There is a class struggle raging in the United States. Many of you have heard the name Warren Buffet, the billionaire who is worshipped by the mass media as some kind of all-knowing sage. Even he explained: “There is class warfare all right. But it’s my class, the rich class, that’s making war, and we’re winning.” So that, sisters and brothers, is why the PSL exists—to help unite the working class and provide leadership, so that this class war can be turned around.

The bankers and corporate bosses, the generals and the cops are united in militantly defending their own system. Of course, since they can’t make their system work they have been engaged in a lot of finger-pointing and shifting the blame of late. But the PSL aims to be the organization that unites various sectors of the working class and takes up the struggle on every front, always understanding that each individual struggle is a battle in this class war.

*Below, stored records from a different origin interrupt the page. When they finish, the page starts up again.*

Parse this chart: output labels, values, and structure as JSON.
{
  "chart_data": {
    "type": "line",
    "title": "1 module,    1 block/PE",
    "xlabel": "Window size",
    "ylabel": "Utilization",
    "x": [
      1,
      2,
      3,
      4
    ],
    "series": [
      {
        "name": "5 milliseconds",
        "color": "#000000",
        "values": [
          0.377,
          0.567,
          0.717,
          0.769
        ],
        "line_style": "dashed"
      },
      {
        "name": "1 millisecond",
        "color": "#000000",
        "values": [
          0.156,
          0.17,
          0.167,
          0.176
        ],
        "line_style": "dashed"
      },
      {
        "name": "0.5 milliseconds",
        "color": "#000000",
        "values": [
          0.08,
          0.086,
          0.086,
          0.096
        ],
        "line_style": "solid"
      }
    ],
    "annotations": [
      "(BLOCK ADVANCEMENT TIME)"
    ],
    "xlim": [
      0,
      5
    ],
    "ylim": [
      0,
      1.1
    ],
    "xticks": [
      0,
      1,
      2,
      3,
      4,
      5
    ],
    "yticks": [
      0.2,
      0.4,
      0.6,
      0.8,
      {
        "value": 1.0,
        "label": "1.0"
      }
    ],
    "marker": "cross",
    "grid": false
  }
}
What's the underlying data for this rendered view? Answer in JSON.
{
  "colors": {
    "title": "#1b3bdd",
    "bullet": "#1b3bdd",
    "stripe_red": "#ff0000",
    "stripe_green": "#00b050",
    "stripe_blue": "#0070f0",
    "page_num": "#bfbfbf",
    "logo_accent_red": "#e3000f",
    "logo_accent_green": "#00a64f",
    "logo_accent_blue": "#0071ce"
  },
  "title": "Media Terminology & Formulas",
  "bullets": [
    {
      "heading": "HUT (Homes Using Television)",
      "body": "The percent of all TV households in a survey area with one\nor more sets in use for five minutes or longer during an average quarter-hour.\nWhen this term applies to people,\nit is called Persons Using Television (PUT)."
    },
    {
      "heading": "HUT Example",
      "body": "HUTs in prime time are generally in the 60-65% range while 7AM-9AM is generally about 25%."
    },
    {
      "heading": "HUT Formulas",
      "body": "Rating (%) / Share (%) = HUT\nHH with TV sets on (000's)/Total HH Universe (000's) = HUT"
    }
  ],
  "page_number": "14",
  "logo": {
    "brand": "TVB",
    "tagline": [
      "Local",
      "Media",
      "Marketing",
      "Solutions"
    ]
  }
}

The PSL is an organization that’s committed to revolutionary change, that’s unafraid to call things as they are, and to provide a political program that points a way out of the protracted social, economic and military crisis that are the dominant features of the modern order.

The capitalists may appear to be all powerful, but really, sisters and brothers, it is the working class, those who do the all the work, who have the real power. In fact, there is no power greater than the working class once that class has been mobilized to take action in their own interests. If the bosses don’t come to work on Monday morning no one will know the difference. But if the workers don’t come to work, the trains and subways do not run, the ships are not unloaded, the garbage is not picked up, the cars don’t come off the assembly line. Without the working class, nothing moves.

When the workers finally do act, and they will act, as they must, then the capitalist bourgeoisie, those who do no productive labor but who own, appear not as an omnipotent, dominating force, but as they should appear: an inconsequential and parasitic social force that provides nothing of value to society.

So welcome to the National Conference of the PSL, sisters and brothers. We are looking forward to two full days of important discussion and strategizing. We are building this party, a revolutionary party, a party that will make socialism a household word in the United States, not as a smear, not as a curse, not as an expletive, but as the force for real social change and for human liberation.